Re: What is needed to be successful as a drilling company - Believe
posted on
Feb 07, 2011 06:27PM
Edit this title from the Fast Facts Section
Hi Believe;
The drill chief or the "drill boss" as they are known in the business sits in a chair with all of the controls in front of him/her and has total control over the drilling operations and the controls for the drill bit. S/He can fire anyone on the crew who is not doing their job properly. The drill boss as also been in the business for many years, having worked their way up from rig hand. They have usually done every job on the drill crew on their way to be "drill boss" so they know how everyone is supposed to perform their task and thus if someone isn't doing their job properly they will fire them. Each drill rig usually has a geologist on site who constantly monitors the sediment that the drill bit is drilling through and they frequently examine samples for oil or gas residue. But the drill boss is in charge of where the drill bit is going and how fast it is drilling and the mudflow in the well.

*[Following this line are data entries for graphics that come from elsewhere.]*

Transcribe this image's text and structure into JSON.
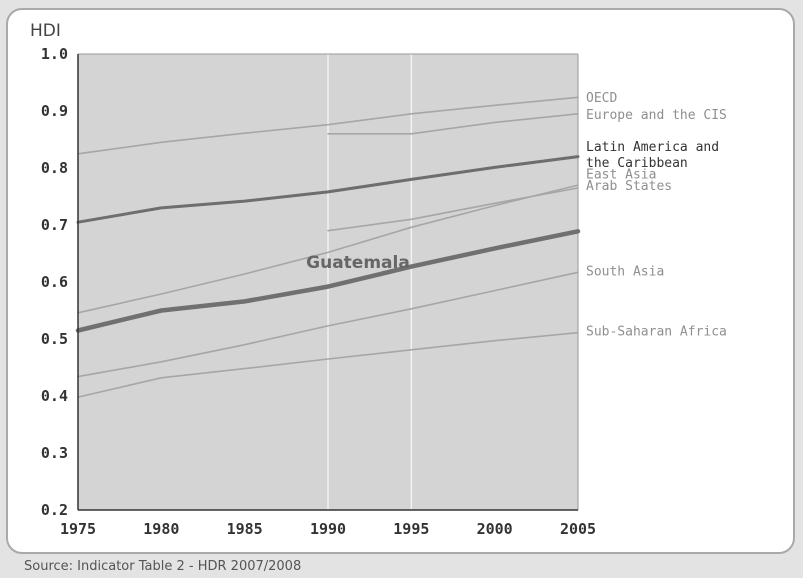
{
  "chart_data": {
    "type": "line",
    "ylabel": "HDI",
    "xlabel": "",
    "xlim": [
      1975,
      2005
    ],
    "ylim": [
      0.2,
      1.0
    ],
    "x_ticks": [
      1975,
      1980,
      1985,
      1990,
      1995,
      2000,
      2005
    ],
    "y_ticks": [
      0.2,
      0.3,
      0.4,
      0.5,
      0.6,
      0.7,
      0.8,
      0.9,
      1.0
    ],
    "y_tick_labels": [
      "0.2",
      "0.3",
      "0.4",
      "0.5",
      "0.6",
      "0.7",
      "0.8",
      "0.9",
      "1.0"
    ],
    "grid": "vertical at 1990 and 1995",
    "legend": "labels at right end of lines",
    "series": [
      {
        "name": "OECD",
        "style": "thin",
        "color": "#a6a6a6",
        "x": [
          1975,
          1980,
          1985,
          1990,
          1995,
          2000,
          2005
        ],
        "y": [
          0.825,
          0.845,
          0.861,
          0.876,
          0.895,
          0.91,
          0.924
        ],
        "label_y": 0.925
      },
      {
        "name": "Europe and the CIS",
        "style": "thin",
        "color": "#a6a6a6",
        "x": [
          1990,
          1995,
          2000,
          2005
        ],
        "y": [
          0.86,
          0.86,
          0.88,
          0.895
        ],
        "label_y": 0.895
      },
      {
        "name": "Latin America and\nthe Caribbean",
        "style": "medium",
        "color": "#6e6e6e",
        "label_lines": [
          "Latin America and",
          "the Caribbean"
        ],
        "x": [
          1975,
          1980,
          1985,
          1990,
          1995,
          2000,
          2005
        ],
        "y": [
          0.705,
          0.73,
          0.742,
          0.758,
          0.78,
          0.801,
          0.82
        ],
        "label_y": 0.825
      },
      {
        "name": "East Asia",
        "style": "thin",
        "color": "#a6a6a6",
        "x": [
          1975,
          1980,
          1985,
          1990,
          1995,
          2000,
          2005
        ],
        "y": [
          0.546,
          0.579,
          0.614,
          0.652,
          0.696,
          0.734,
          0.77
        ],
        "label_y": 0.79
      },
      {
        "name": "Arab States",
        "style": "thin",
        "color": "#a6a6a6",
        "x": [
          1990,
          1995,
          2000,
          2005
        ],
        "y": [
          0.69,
          0.71,
          0.738,
          0.765
        ],
        "label_y": 0.77
      },
      {
        "name": "Guatemala",
        "style": "thick",
        "color": "#707070",
        "x": [
          1975,
          1980,
          1985,
          1990,
          1995,
          2000,
          2005
        ],
        "y": [
          0.515,
          0.55,
          0.566,
          0.592,
          0.627,
          0.659,
          0.689
        ],
        "label_at": [
          1991.8,
          0.635
        ]
      },
      {
        "name": "South Asia",
        "style": "thin",
        "color": "#a6a6a6",
        "x": [
          1975,
          1980,
          1985,
          1990,
          1995,
          2000,
          2005
        ],
        "y": [
          0.434,
          0.46,
          0.49,
          0.523,
          0.553,
          0.585,
          0.617
        ],
        "label_y": 0.62
      },
      {
        "name": "Sub-Saharan Africa",
        "style": "thin",
        "color": "#a6a6a6",
        "x": [
          1975,
          1980,
          1985,
          1990,
          1995,
          2000,
          2005
        ],
        "y": [
          0.398,
          0.432,
          0.448,
          0.465,
          0.481,
          0.497,
          0.511
        ],
        "label_y": 0.515
      }
    ]
  },
  "source": "Source: Indicator Table 2 - HDR 2007/2008",
  "colors": {
    "plot_bg": "#d4d4d4",
    "grid": "#f2f2f2",
    "axis": "#333333",
    "label_dark": "#333333",
    "label_light": "#8f8f8f",
    "guatemala_label": "#666666"
  }
}
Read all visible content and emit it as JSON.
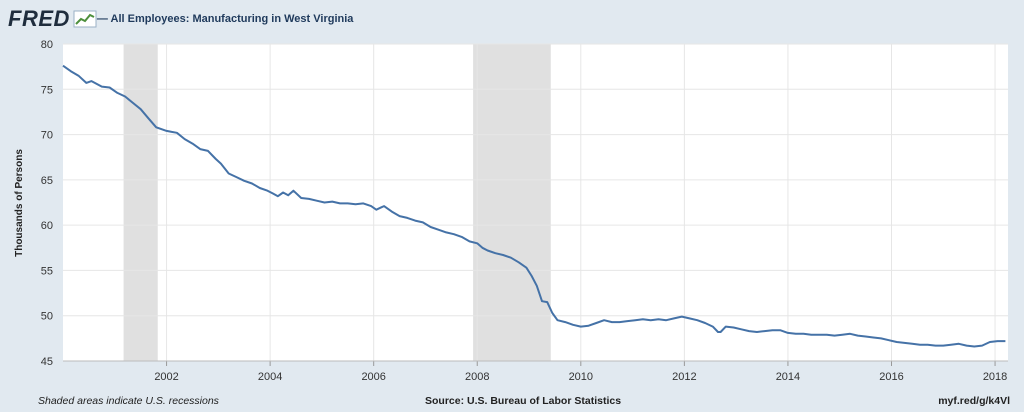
{
  "header": {
    "logo_text": "FRED",
    "logo_icon": "trend-chart-icon",
    "legend_label": "— All Employees: Manufacturing in West Virginia"
  },
  "colors": {
    "background": "#e1e9f0",
    "plot_background": "#ffffff",
    "series": "#4572a7",
    "recession": "#e0e0e0",
    "grid": "#e6e6e6"
  },
  "footer": {
    "left": "Shaded areas indicate U.S. recessions",
    "source": "Source: U.S. Bureau of Labor Statistics",
    "link": "myf.red/g/k4Vl"
  },
  "chart_data": {
    "type": "line",
    "title": "",
    "ylabel": "Thousands of Persons",
    "xlabel": "",
    "xlim": [
      2000.0,
      2018.25
    ],
    "ylim": [
      45,
      80
    ],
    "yticks": [
      45,
      50,
      55,
      60,
      65,
      70,
      75,
      80
    ],
    "xticks": [
      2002,
      2004,
      2006,
      2008,
      2010,
      2012,
      2014,
      2016,
      2018
    ],
    "grid": true,
    "legend": "top-left",
    "recessions": [
      [
        2001.17,
        2001.83
      ],
      [
        2007.92,
        2009.42
      ]
    ],
    "series": [
      {
        "name": "All Employees: Manufacturing in West Virginia",
        "x": [
          2000.0,
          2000.15,
          2000.3,
          2000.45,
          2000.55,
          2000.75,
          2000.9,
          2001.05,
          2001.2,
          2001.35,
          2001.5,
          2001.65,
          2001.8,
          2002.0,
          2002.1,
          2002.2,
          2002.35,
          2002.5,
          2002.65,
          2002.8,
          2002.95,
          2003.05,
          2003.2,
          2003.35,
          2003.5,
          2003.65,
          2003.8,
          2003.95,
          2004.05,
          2004.15,
          2004.25,
          2004.35,
          2004.45,
          2004.6,
          2004.75,
          2004.9,
          2005.05,
          2005.2,
          2005.35,
          2005.5,
          2005.65,
          2005.8,
          2005.95,
          2006.05,
          2006.2,
          2006.35,
          2006.5,
          2006.65,
          2006.8,
          2006.95,
          2007.1,
          2007.25,
          2007.4,
          2007.55,
          2007.7,
          2007.85,
          2008.0,
          2008.1,
          2008.2,
          2008.35,
          2008.5,
          2008.65,
          2008.8,
          2008.95,
          2009.05,
          2009.15,
          2009.25,
          2009.35,
          2009.45,
          2009.55,
          2009.7,
          2009.85,
          2010.0,
          2010.15,
          2010.3,
          2010.45,
          2010.6,
          2010.75,
          2010.9,
          2011.05,
          2011.2,
          2011.35,
          2011.5,
          2011.65,
          2011.8,
          2011.95,
          2012.1,
          2012.25,
          2012.4,
          2012.55,
          2012.65,
          2012.7,
          2012.8,
          2012.95,
          2013.1,
          2013.25,
          2013.4,
          2013.55,
          2013.7,
          2013.85,
          2014.0,
          2014.15,
          2014.3,
          2014.45,
          2014.6,
          2014.75,
          2014.9,
          2015.05,
          2015.2,
          2015.35,
          2015.5,
          2015.65,
          2015.8,
          2015.95,
          2016.1,
          2016.25,
          2016.4,
          2016.55,
          2016.7,
          2016.85,
          2017.0,
          2017.15,
          2017.3,
          2017.45,
          2017.6,
          2017.75,
          2017.9,
          2018.05,
          2018.2
        ],
        "values": [
          77.6,
          77.0,
          76.5,
          75.7,
          75.9,
          75.3,
          75.2,
          74.6,
          74.2,
          73.5,
          72.8,
          71.8,
          70.8,
          70.4,
          70.3,
          70.2,
          69.5,
          69.0,
          68.4,
          68.2,
          67.3,
          66.8,
          65.7,
          65.3,
          64.9,
          64.6,
          64.1,
          63.8,
          63.5,
          63.2,
          63.6,
          63.3,
          63.8,
          63.0,
          62.9,
          62.7,
          62.5,
          62.6,
          62.4,
          62.4,
          62.3,
          62.4,
          62.1,
          61.7,
          62.1,
          61.5,
          61.0,
          60.8,
          60.5,
          60.3,
          59.8,
          59.5,
          59.2,
          59.0,
          58.7,
          58.2,
          58.0,
          57.5,
          57.2,
          56.9,
          56.7,
          56.4,
          55.9,
          55.3,
          54.4,
          53.3,
          51.6,
          51.5,
          50.3,
          49.5,
          49.3,
          49.0,
          48.8,
          48.9,
          49.2,
          49.5,
          49.3,
          49.3,
          49.4,
          49.5,
          49.6,
          49.5,
          49.6,
          49.5,
          49.7,
          49.9,
          49.7,
          49.5,
          49.2,
          48.8,
          48.2,
          48.2,
          48.8,
          48.7,
          48.5,
          48.3,
          48.2,
          48.3,
          48.4,
          48.4,
          48.1,
          48.0,
          48.0,
          47.9,
          47.9,
          47.9,
          47.8,
          47.9,
          48.0,
          47.8,
          47.7,
          47.6,
          47.5,
          47.3,
          47.1,
          47.0,
          46.9,
          46.8,
          46.8,
          46.7,
          46.7,
          46.8,
          46.9,
          46.7,
          46.6,
          46.7,
          47.1,
          47.2,
          47.2
        ]
      }
    ]
  }
}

I watched a series a couple of months ago called "Widlcatters". Each episode had 3 different individual entrepreneurs who each had enough money to drill just one well. Usually one was in Alaska, one was in Texas and one was in Kansas etc. Each hired a rig and crew and by the end of the show the winner was the one who struck oil or gas. The success rate is usually one of every 3 wells that you drill is successful on land. Drilling underwater is usually one out of every 4 wells is successful, of course this depends on the geologists and the drilling crew and equipment that you have. On the show "Wildcatters" some episodes nobody found oil/gas while in most of the episodes that I watched usually one rig hit oil/gas at the end of the episode.

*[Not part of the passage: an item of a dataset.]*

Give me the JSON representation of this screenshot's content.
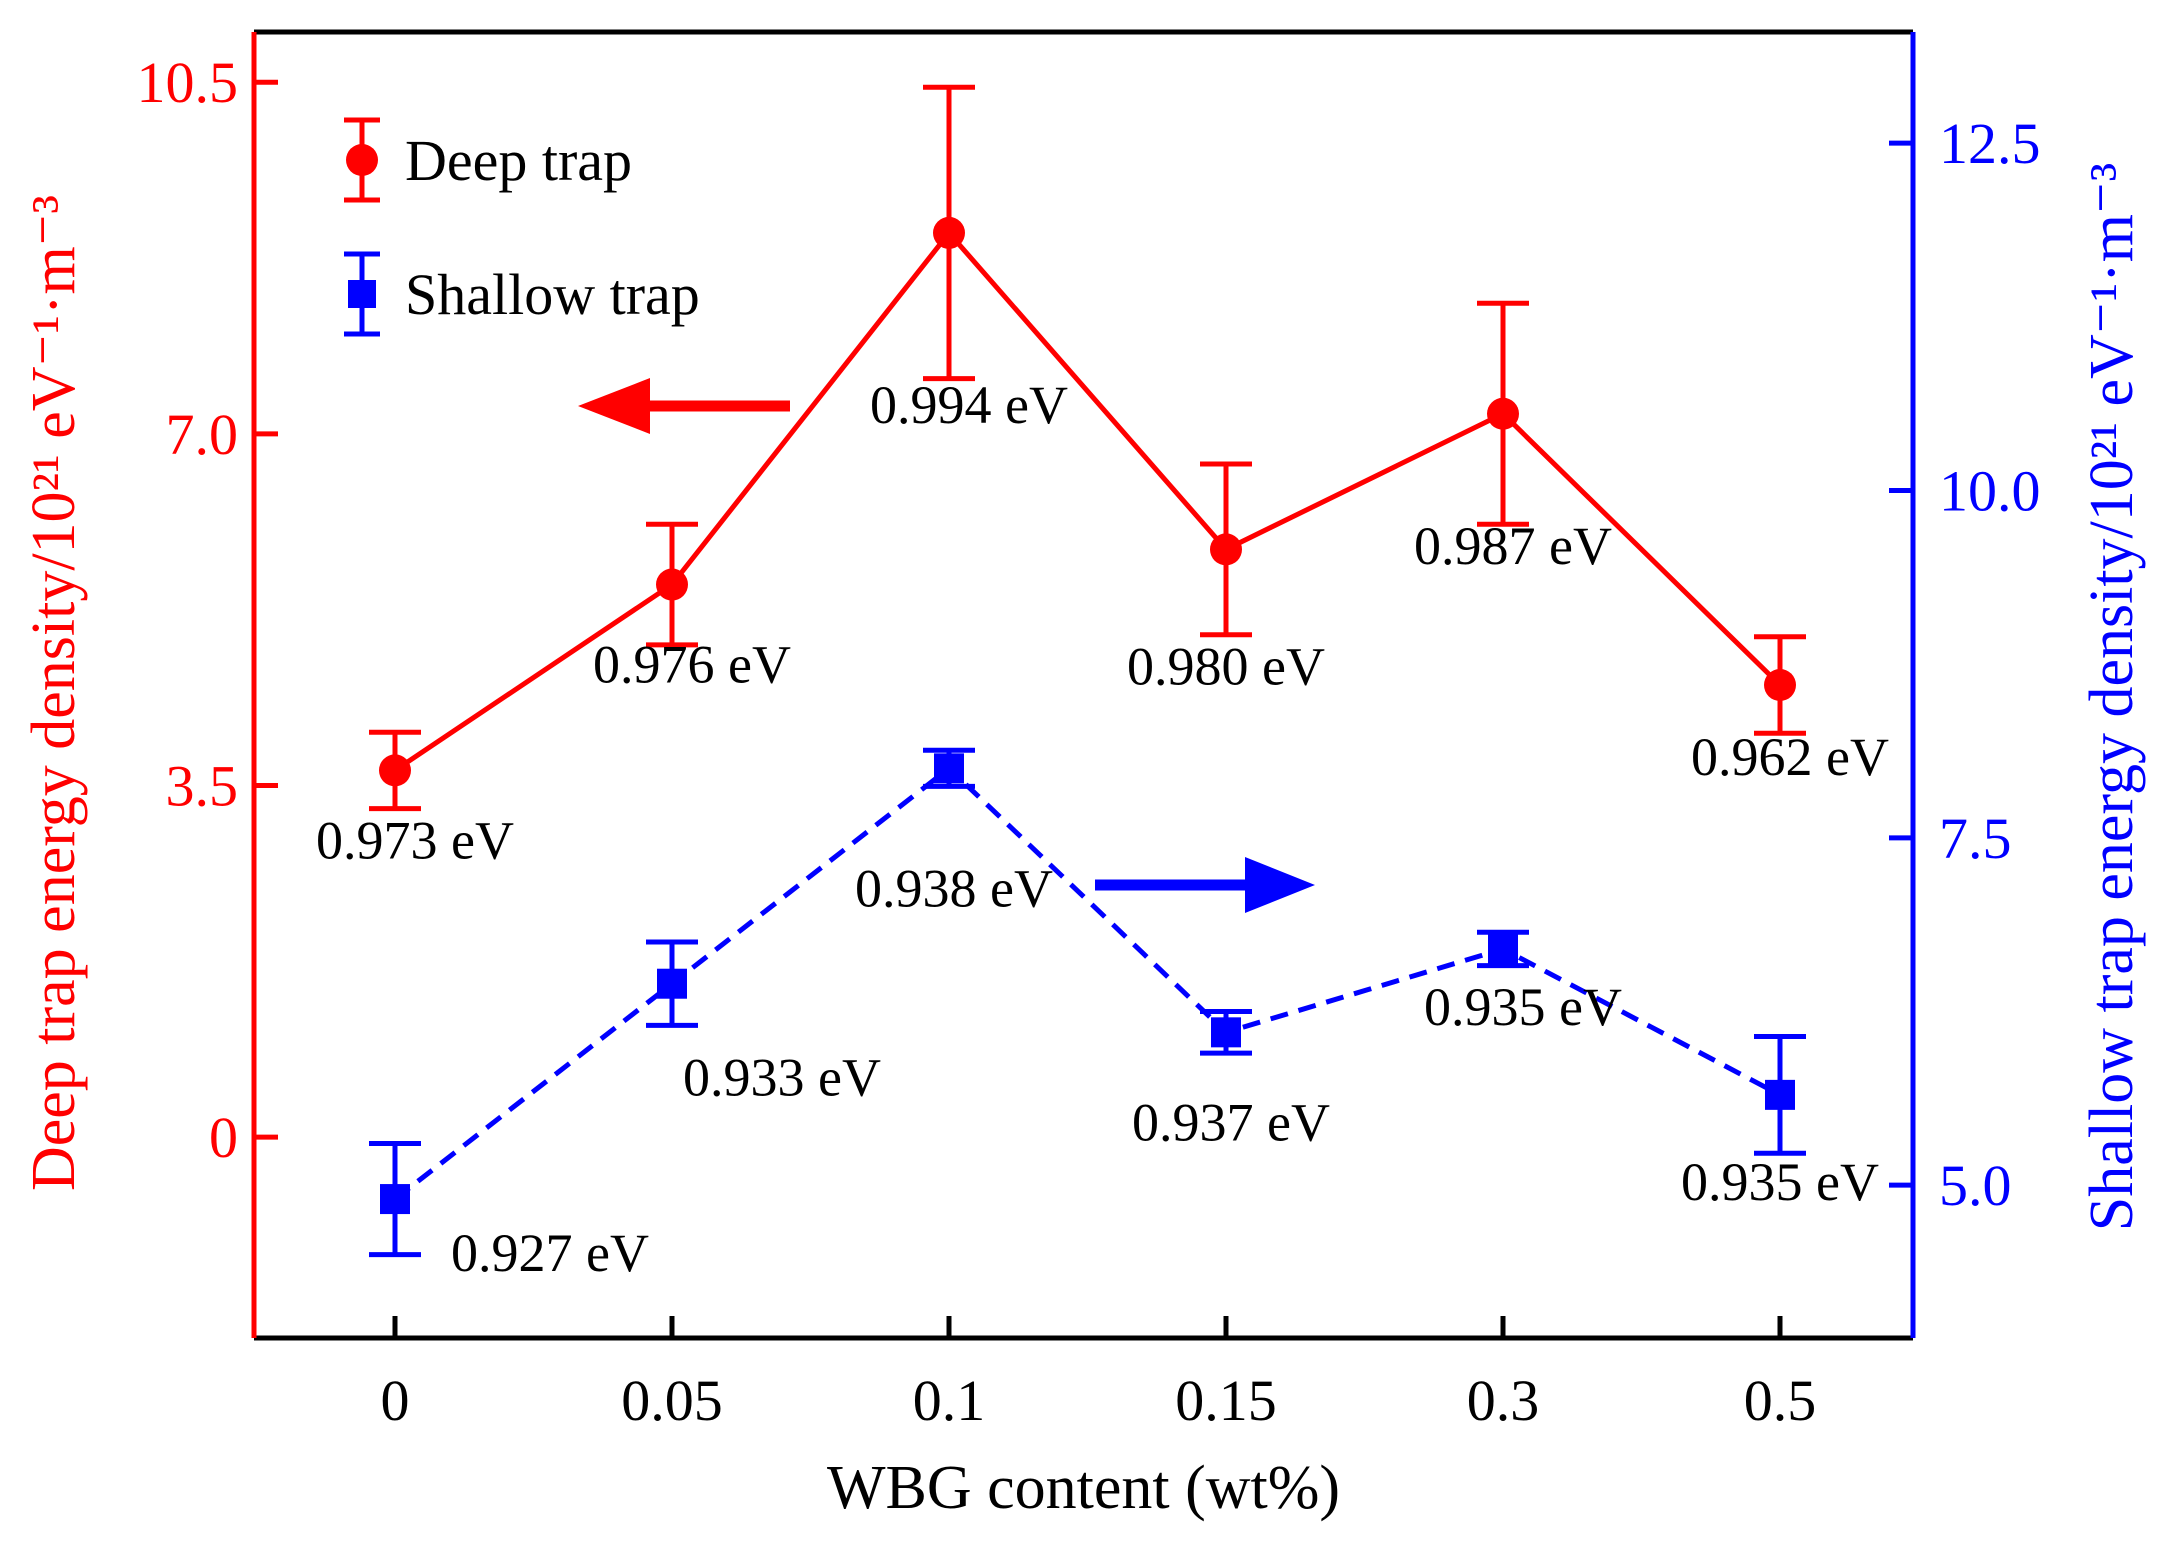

It was interesting because at the beginning of each episode of "Wildcatters" the show started with video of an oil rig totally in flames burning out of control with the warning that every year over 100 oil rigs are totally destoyed by fire/explosions and their entire crews are killed. I think that this stat was just for North America but it might be a worldwide statistic. Totally destroyed rigs and dead drilling crews is not something that I have ever seen in the newspapers anywhere so this was quite an impressive state to me.
Drilling for oil/gas on a drilling crew is one of the most dangerous jobs in the world, hence the high pay that they make. But the number of entire crews killed each year is unbelievable.